Exclusive: Biden admin launching new chemical sector cyber strategy

Photo of a chemical plant

The Total Energies Leuna refinery in Germany in Oct. 2022. Photo: Jan Woitas/picture alliance via Getty Images

The Biden administration will announce a new 100-day sprint later today aimed at better protecting chemical facilities and manufacturers from cyberattacks, a senior administration official tells Axios.

Why it matters: The chemical sector has been running on cybersecurity regulations that haven't been updated in more than a decade. Those are no longer enough to fend off the sprawling threat facilities face, the official said.

The big picture: The administration has been focusing on strengthening cyber practices among the country's 16 critical infrastructure sectors, one industry at a time.

  • The senior administration official told Axios that today's plan incorporates lessons learned from previously announced initiatives involving the electric sector, oil and gas companies and water systems — such as looping in the industry and collecting feedback before launch.

Details: The senior administration official told Axios the plan coming today from the White House and the Cybersecurity and Infrastructure Security Agency will have several components to it — mirroring previous 100-day sprints for the electric, oil and gas and water sectors.

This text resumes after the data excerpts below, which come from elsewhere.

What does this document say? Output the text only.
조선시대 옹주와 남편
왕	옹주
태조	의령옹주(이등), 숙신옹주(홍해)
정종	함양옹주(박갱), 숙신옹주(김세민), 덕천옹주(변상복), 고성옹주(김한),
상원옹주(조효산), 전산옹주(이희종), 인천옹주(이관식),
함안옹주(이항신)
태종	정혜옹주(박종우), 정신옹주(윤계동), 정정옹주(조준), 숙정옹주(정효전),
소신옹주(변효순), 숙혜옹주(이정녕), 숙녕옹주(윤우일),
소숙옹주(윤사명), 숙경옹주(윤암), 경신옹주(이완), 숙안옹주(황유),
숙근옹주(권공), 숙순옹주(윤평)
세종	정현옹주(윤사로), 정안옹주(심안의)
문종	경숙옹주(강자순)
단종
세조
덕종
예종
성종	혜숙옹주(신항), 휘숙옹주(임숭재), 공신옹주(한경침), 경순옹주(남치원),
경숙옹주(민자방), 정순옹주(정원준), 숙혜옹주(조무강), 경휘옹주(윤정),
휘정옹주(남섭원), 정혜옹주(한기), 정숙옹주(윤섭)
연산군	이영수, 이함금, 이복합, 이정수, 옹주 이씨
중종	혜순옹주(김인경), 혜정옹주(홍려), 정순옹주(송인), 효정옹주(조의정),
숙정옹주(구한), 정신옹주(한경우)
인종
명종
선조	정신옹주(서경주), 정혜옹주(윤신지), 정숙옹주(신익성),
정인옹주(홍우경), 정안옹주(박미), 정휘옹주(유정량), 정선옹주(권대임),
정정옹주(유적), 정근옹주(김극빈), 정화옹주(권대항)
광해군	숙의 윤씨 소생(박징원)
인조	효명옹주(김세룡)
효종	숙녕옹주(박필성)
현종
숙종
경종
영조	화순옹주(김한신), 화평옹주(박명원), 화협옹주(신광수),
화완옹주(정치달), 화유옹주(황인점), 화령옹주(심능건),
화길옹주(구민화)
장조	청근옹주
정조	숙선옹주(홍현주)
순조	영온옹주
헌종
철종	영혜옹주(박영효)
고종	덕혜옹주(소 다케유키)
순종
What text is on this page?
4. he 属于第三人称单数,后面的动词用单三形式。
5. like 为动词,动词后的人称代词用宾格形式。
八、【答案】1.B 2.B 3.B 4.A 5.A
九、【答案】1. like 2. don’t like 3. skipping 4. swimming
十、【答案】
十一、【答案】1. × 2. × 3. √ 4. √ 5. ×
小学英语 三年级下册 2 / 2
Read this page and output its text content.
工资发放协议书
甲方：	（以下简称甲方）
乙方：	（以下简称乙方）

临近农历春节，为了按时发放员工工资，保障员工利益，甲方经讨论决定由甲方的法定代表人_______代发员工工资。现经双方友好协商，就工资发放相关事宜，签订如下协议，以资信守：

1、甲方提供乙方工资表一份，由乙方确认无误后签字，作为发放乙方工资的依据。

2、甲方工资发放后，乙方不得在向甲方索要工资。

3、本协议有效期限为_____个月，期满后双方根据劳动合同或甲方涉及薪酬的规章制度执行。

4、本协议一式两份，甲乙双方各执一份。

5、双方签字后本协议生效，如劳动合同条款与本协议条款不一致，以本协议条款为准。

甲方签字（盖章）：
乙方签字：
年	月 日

  • During the sprint, CISA and the Chemical Sector Coordinating Council, a group of 15 chemical industry groups, will form a new task force to discuss ways to implement and solicit feedback on issues that arise.
  • The agency and coordinating council will also collaborate to encourage more chemical companies to adopt cybersecurity monitoring tools, which helps companies detect unusual activity on the systems that actually run their physical machinery.
  • CISA will also work with the chemical sector to create a mechanism to foster more threat information-sharing between the agency and the sector.
  • CISA plans to explore creating new incentives for the industry as a means of encouraging operators to participate in the voluntary program.

A senior CISA official also told Axios that the agency will encourage the chemical sector to adopt new cybersecurity performance goals it's releasing later this week, which will lay out baseline guidelines for all critical infrastructure sectors.

  • "If we're going to be having this focused effort on the chemical sector, we don't want to lose the opportunity to push the sector to make the kind of overall improvements in their cybersecurity that we think are needed," the CISA official said.

The intrigue: Unlike other sectors' sprints, the chemical one will solely run through CISA since the agency is also the chemical sector's risk management agency.

  • Other sprints have involved the Energy Department, Transportation and Security Administration and the Environmental Protection Agency as partners.

What they're saying: "100 days is not a lot of time for big cybersecurity changes," the CISA official said.

  • "But this is a matter of putting as much pressure as we can to make as much progress as we can now and then identify how we can continue this progress over the long-term."

What's next: During the 100-day sprint, CISA will be focused heavily on trying to jumpstart cybersecurity changes within the sector, but the CISA official said these conversations will continue even after the sprint is over.